Delene’s eyes widened in disbelief. She’d thought that Jorge and Adrian had been exaggerating earlier. They were prone to that.
“Eleven children?” she echoed. He had to be pulling her leg. Nobody had big families anymore. Three was considered large by today’s standards. “Your mother had eleven children?” she repeated, waiting for him to own up to the exaggeration.
“No,” he laughed. “My mother had four kids. But I have seven cousins. There’s maybe ten years’ difference between the oldest to the youngest. And we were all very close, even when we were fighting. Especially when we were fighting,” he corrected, remembering some of the finer exchanges of blows that had taken place. But the only casualties that resulted were skinned knees and knuckles, not feelings.
At least in the very beginning, he added silently. That was before Uncle Mike had allowed his jealousy of his brothers to drive them apart. He and his family still turned up at some of the functions, but there was a difference, a sadness that emanated from Patience and Patrick that even he could feel. None of the younger Cavanaughs had realized just how deeply the wounds ran until Uncle Mike had been killed in the line of duty. After that, certain facts slowly made their way to the surface.
His late uncle never felt he measured up to either his younger or especially his older brother. It turned him bitter. While he was still a decent cop, he wasn’t as good as Andrew or Brian. He took his feelings of inadequacy out on his family. And looked elsewhere for gratification. When he turned to Uncle Andrew’s wife, Rose, it resulted in near tragedy.

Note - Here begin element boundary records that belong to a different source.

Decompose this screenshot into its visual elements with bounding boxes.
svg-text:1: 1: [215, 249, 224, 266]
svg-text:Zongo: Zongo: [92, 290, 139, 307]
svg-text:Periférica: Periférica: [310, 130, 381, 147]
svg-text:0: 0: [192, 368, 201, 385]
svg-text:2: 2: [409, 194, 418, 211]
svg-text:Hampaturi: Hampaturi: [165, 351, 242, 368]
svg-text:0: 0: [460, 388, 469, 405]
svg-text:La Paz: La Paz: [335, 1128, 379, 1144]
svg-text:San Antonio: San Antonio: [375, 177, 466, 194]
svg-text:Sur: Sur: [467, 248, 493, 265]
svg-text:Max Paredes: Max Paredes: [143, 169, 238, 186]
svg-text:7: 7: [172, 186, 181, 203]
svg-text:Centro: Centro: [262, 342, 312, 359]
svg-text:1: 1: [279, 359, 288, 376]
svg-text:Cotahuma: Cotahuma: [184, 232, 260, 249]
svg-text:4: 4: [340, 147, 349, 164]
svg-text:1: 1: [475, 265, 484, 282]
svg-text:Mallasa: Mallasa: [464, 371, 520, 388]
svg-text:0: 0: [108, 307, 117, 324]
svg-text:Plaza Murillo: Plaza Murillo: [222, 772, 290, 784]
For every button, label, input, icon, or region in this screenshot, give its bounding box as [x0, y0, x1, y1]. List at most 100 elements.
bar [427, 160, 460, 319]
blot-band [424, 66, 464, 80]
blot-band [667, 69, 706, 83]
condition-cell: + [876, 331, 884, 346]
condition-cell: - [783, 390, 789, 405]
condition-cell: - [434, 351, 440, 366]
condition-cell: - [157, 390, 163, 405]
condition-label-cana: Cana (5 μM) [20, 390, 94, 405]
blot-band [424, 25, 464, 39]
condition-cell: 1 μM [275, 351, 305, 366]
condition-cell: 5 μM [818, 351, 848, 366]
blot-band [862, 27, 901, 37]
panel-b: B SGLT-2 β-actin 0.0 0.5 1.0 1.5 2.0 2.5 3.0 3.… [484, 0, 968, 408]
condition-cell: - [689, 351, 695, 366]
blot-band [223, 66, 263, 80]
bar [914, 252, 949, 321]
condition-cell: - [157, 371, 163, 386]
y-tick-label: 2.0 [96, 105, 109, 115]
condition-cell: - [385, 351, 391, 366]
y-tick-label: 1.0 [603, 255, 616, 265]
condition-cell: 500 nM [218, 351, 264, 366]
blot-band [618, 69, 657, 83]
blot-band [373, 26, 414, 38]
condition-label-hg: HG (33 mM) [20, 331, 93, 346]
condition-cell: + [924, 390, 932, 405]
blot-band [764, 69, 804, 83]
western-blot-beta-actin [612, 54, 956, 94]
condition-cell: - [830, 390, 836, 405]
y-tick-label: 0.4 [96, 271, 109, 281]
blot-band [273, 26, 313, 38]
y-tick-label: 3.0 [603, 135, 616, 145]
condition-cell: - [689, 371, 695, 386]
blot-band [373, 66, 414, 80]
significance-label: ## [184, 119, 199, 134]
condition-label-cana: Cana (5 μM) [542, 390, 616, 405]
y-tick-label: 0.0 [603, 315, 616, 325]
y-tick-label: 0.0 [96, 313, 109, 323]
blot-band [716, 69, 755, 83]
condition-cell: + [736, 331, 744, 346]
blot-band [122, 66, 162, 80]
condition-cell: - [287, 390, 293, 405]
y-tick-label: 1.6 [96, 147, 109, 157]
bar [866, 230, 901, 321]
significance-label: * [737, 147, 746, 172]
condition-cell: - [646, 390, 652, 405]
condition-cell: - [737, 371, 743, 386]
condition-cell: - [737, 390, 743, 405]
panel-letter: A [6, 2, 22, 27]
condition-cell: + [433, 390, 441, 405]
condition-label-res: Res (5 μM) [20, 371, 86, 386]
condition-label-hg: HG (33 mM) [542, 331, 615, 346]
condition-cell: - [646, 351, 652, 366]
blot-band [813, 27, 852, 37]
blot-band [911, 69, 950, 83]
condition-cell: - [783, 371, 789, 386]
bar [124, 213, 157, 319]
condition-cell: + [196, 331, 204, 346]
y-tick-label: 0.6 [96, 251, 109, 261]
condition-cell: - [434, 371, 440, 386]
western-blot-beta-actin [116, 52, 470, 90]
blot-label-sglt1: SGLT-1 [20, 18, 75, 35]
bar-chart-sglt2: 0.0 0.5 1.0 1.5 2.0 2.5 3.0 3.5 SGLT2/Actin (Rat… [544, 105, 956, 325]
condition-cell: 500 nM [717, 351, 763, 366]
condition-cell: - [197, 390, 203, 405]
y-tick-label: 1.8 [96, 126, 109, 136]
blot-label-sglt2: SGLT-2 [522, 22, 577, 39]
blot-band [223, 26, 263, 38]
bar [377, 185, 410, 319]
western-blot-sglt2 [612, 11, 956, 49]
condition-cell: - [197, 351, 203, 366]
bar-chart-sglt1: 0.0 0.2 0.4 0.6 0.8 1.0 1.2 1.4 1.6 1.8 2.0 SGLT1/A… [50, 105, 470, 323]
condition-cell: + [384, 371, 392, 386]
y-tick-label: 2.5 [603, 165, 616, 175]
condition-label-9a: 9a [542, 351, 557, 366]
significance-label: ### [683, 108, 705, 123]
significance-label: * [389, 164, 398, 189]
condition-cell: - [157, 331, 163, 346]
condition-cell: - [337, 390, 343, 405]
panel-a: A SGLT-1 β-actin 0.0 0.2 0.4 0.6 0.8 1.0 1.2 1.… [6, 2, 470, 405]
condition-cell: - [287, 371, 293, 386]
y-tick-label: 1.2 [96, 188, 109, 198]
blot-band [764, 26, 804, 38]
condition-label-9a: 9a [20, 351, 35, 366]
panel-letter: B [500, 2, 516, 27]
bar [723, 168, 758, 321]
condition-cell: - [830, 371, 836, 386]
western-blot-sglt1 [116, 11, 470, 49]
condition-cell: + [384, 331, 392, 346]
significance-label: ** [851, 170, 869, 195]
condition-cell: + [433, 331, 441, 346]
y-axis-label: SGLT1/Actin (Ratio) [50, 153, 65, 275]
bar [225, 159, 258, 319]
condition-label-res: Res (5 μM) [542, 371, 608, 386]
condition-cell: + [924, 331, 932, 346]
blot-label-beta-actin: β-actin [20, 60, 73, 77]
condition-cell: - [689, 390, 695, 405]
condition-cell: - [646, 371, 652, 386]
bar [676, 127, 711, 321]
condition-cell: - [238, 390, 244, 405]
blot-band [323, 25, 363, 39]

Not knowing what to think, what to believe, Uncle Andrew had argued with Aunt Rose. She left the house in a huff and disappeared for fifteen years. Everyone thought she was dead until Uncle Andrew, who had never given up hope, had finally managed to locate her. Aunt Rose had been in a car accident the morning she left. The head injury she’d suffered, along with the emotional strain she was under, caused her to forget who she was. It had taken love and patience, not to mention an incredible amount of luck, something he’d always believed in, to bring Aunt Rose back to herself.
But that was a story he figured he could tell Delene once he found out hers.
If he found out hers, he amended.
“You were lucky.” The words were uttered so softly, had the radio been on, he wouldn’t have heard them.
But he had. And he’d also heard her tone, pregnant with unspoken angst. “And you weren’t.”
Delene sighed, shifting in her seat. He was cornering her. She hated feeling cornered. Russell would always corner her. Physically and emotionally. Chipping away at her until she caved.
But that was then, this was now. And she didn’t cave anymore. Or answer questions she didn’t want to answer.
“You really don’t stop, do you?” She glanced at the clock on the dashboard. They’d been driving for fifteen minutes. The fluffy reporter should have been all talked out by now. “I think it’s safe for you to take me back now, Detective Cavanaugh.”